Dragon, White Dwarf, Fiend Folio

M_Natas

Hero
But that doesn’t really require being lost. That’s just a random encounter, much like any other. The lost part is pretty much just an afterthought. And also not an idea you can use more than a couple of times before it gets very stale.
Getting lost/being lost does two things:
It takes up resources (food, water, time ...) and it can get you to an unexpected/unplanned place.

If you don't track resources, because your group decided to not use encumbrance and doesn't track food and water, in the Ressource department, getting lost starts to get pointless. There is only time left. And that only matters if there is a time constraint.
Like, I wrote an adventure where the party tracks some bandits. If they have a bad check, they need more time to find the bandit camp, which changes what they will encounter there (the stolen goods were already sold to another trader, for example). So getting lost needs some kind of consequences. for that, we need context. That is a big problem in most D&D rules discussions. They happen out of context. Out of context getting lost is as pointless and boring as a DC 10 Pittrap.

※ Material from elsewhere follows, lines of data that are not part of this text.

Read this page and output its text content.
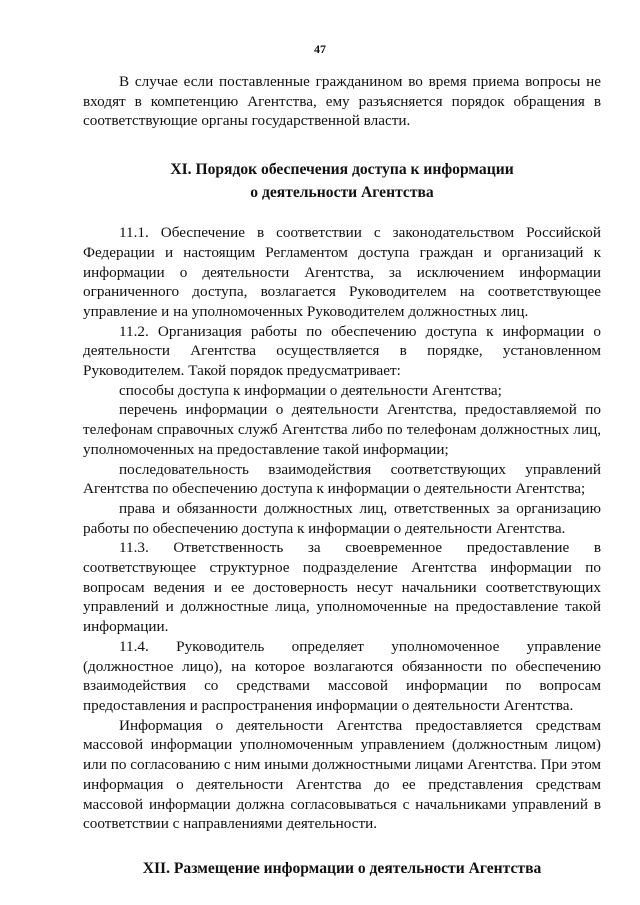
47

В случае если поставленные гражданином во время приема вопросы не входят в компетенцию Агентства, ему разъясняется порядок обращения в соответствующие органы государственной власти.

XI. Порядок обеспечения доступа к информации

о деятельности Агентства

11.1. Обеспечение в соответствии с законодательством Российской Федерации и настоящим Регламентом доступа граждан и организаций к информации о деятельности Агентства, за исключением информации ограниченного доступа, возлагается Руководителем на соответствующее управление и на уполномоченных Руководителем должностных лиц.

11.2. Организация работы по обеспечению доступа к информации о деятельности Агентства осуществляется в порядке, установленном Руководителем. Такой порядок предусматривает:

способы доступа к информации о деятельности Агентства;

перечень информации о деятельности Агентства, предоставляемой по телефонам справочных служб Агентства либо по телефонам должностных лиц, уполномоченных на предоставление такой информации;

последовательность взаимодействия соответствующих управлений Агентства по обеспечению доступа к информации о деятельности Агентства;

права и обязанности должностных лиц, ответственных за организацию работы по обеспечению доступа к информации о деятельности Агентства.

11.3. Ответственность за своевременное предоставление в соответствующее структурное подразделение Агентства информации по вопросам ведения и ее достоверность несут начальники соответствующих управлений и должностные лица, уполномоченные на предоставление такой информации.

11.4. Руководитель определяет уполномоченное управление (должностное лицо), на которое возлагаются обязанности по обеспечению взаимодействия со средствами массовой информации по вопросам предоставления и распространения информации о деятельности Агентства.

Информация о деятельности Агентства предоставляется средствам массовой информации уполномоченным управлением (должностным лицом) или по согласованию с ним иными должностными лицами Агентства. При этом информация о деятельности Агентства до ее представления средствам массовой информации должна согласовываться с начальниками управлений в соответствии с направлениями деятельности.

XII. Размещение информации о деятельности Агентства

So in the context of a game, where the characters have no time constraints and don't do resources management outside of HP, Spellslots and other Character abilities, getting lost is mostly pointless, because it doesn't matter If you take one or two days to get to the location.
But if you want to reach the city before the other adventure group gets there because they want to steal your client, then getting lost in the swamps of Misdirection has a point.

If you do resource management by RAW, you have to plan the expedition to the ruins of interesting things, which is roughly 6 days of travel from the city of heroes, you need to get enough food and water with you to get there, explore the ruins, get the McGuffin of interest and get back. And if you get lost, suddenly, maybe your resources are not enough anymore. The characters now need to make decisions like do they press on and risk running out of food? Do they forage? Do they go back to town and prepare better, but risk that their nemesis group will get the McGuffin first? Now we have interesting choices for the party.

Getting lost needs game context. If the party just wants to go to the next city, they Don't have a quest and all the time in the world, getting lost is pointless.

Unless for the second reason: finding unexpected Locations/Things. Is it just another random encounter? Yes. But that is the second reason for getting lost: it is another random encounter/location trigger. It also makes the world more real.
Oh, we got lost, utterly now we found this little Shrine in the mountains, that is nice. People must worship some mountain spirits here. Could you just put that on the road without getting lost? Of course, you can do that. But finding stuff by getting lost has a greater feeling of verisimilitude. Getting lost is accidental exploration.

If they encounter interesting locations on the road, without getting lost, it is just something the DM planned for the characters to find. If the group gets lost, it is something unexpected, it is something real in the world when they find the Shrine. Something g that feels like it would be there, even if the characters would never have stumbled upon it.

So: In 5e, to have an interesting gameplay experience while getting lost, you need 1. to do Ressource management and you need 2. interesting things to discover. And 3. you need Ingame context that makes getting lost matter. You need some urgency.

If you have these three things, getting lost can be something fun.